The Bayerisches Staatsballett in Munich opens its annual ballet week on April 12 with a new work by Canadian choreographer Andrew Skeels. Jeannette Andersen attended a rehearsal and talked to him about his work.
Highly concentrated, Skeels and two dancers, first and second cast, worked on a solo. Despite knee-pads and sore muscles – the dancers said that Skeels’ style is hard on a ballet trained body – the studio at times reverberated with laughter.
During the entire rehearsal, except at the very end, they practiced without music. When asked why Skeels explained, “I do not like to have people try to go with the music right away. This has to do with how I, as a dancer, like to work. I am a slow learner, and I like to have a chance to really figure out what the movement is doing inside of my own body, and then find out how I respond to it with the music. To me, movement always comes first; also when I collaborate with contemporary composers. Usually, the dancers and I create the bulk of the movement, work out how it all fits together, and then the music arrives at the end.”
Skeels grew up in Boston, Massachusetts, and his early dance training was in hip-hop and street dance. He wanted to become a choreographer, so in 1997, when 16, he took a choreography class at Boston University. His teacher advised him to study ballet because, ‘The money is with the ballet companies.’ He did, and was accepted into Les Grands Ballets Canadiens in Montreal, where he danced until 2015.
That same year he decided to become a full-time choreographer, and founded his own company Skeels Dance Montreal. “For me, working with my company is the way I continue evolving,” Skeels says. “The dancers know my style and have an understanding of what I find interesting. But when we go into the studio, I want them to challenge me in different directions, so that we do not recreate the same piece that we have done in the past.”
When he does commissioned work, as now for the Staatsballett, he says it’s challenging and fantastic. “I get tons of resources, a fabulous theatre, costumes, sets and a large group of dancers. But the work does not allow for me to evolve as an artist in the sense that I have to come in super prepared. When I arrived here, 85 to 90 percent of the choreography was done. I have a limited time frame. Therefore, I have to try and get the work done as quickly and efficiently as possible.
“Nevertheless, it is really interesting to work with the BSB dancers, and to see the incredible evolution they have gone through since we started in January. They have adopted well to my style, which is informed by all the people I have worked with, in particular the urban dance teachers.”

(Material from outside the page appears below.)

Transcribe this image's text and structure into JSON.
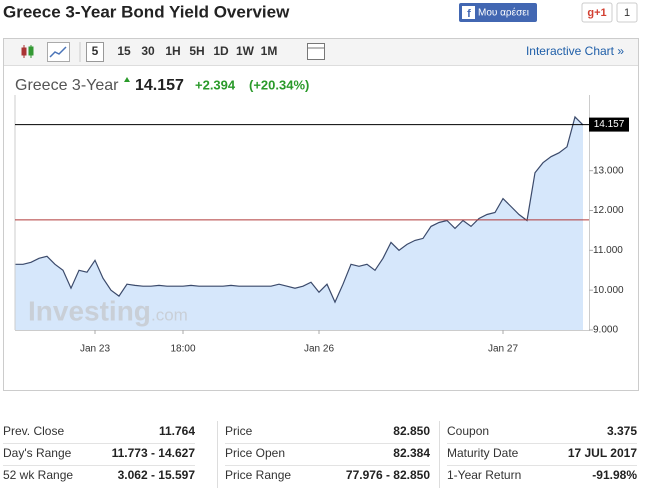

Skeels calls his new piece Chasm, “Because it is a rich word with many meanings. For me, it conjures up this image of a deep, dark pit, in which you cannot see what is lurking at the bottom. But it also means a break or a rift. I am using both meanings to look at a futuristic society that is starting to crumple, the breaks happening, and how this is affecting its people.”
His inspiration was science fiction, which Skeels loves. He explains, “It makes us able to explore these very big pertinent themes. If you do a work too based in contemporary society, it sometimes gets too preachy and tries to dictate the audience what to think or feel. When I see a piece, I want it to be open to interpretation.”
When creating, Skeels is always highly aware of the fact that his choreography is only one part of the performance, which also needs the dancers, obviously, but also the audience. He says, “Often, immediately before a premiere, I will be sitting in the audience and going to myself, ‘This piece does not work.’ Then, the audience steps in, and it is like some kind of magic happens. It is like everything coalesces, and we are able to actually see what I am trying to do.”
This, he says, is also the moment the dancers really feel they have a reason to be onstage. “When they find what it is inside of them, that is trying to be communicated. My job as a choreographer is to give them the resources to be able to tell the story that I am trying to tell but, obviously, I am not the one telling it. They carry all the responsibility. So, it takes the audience for all that to bubble up and finally be seen.”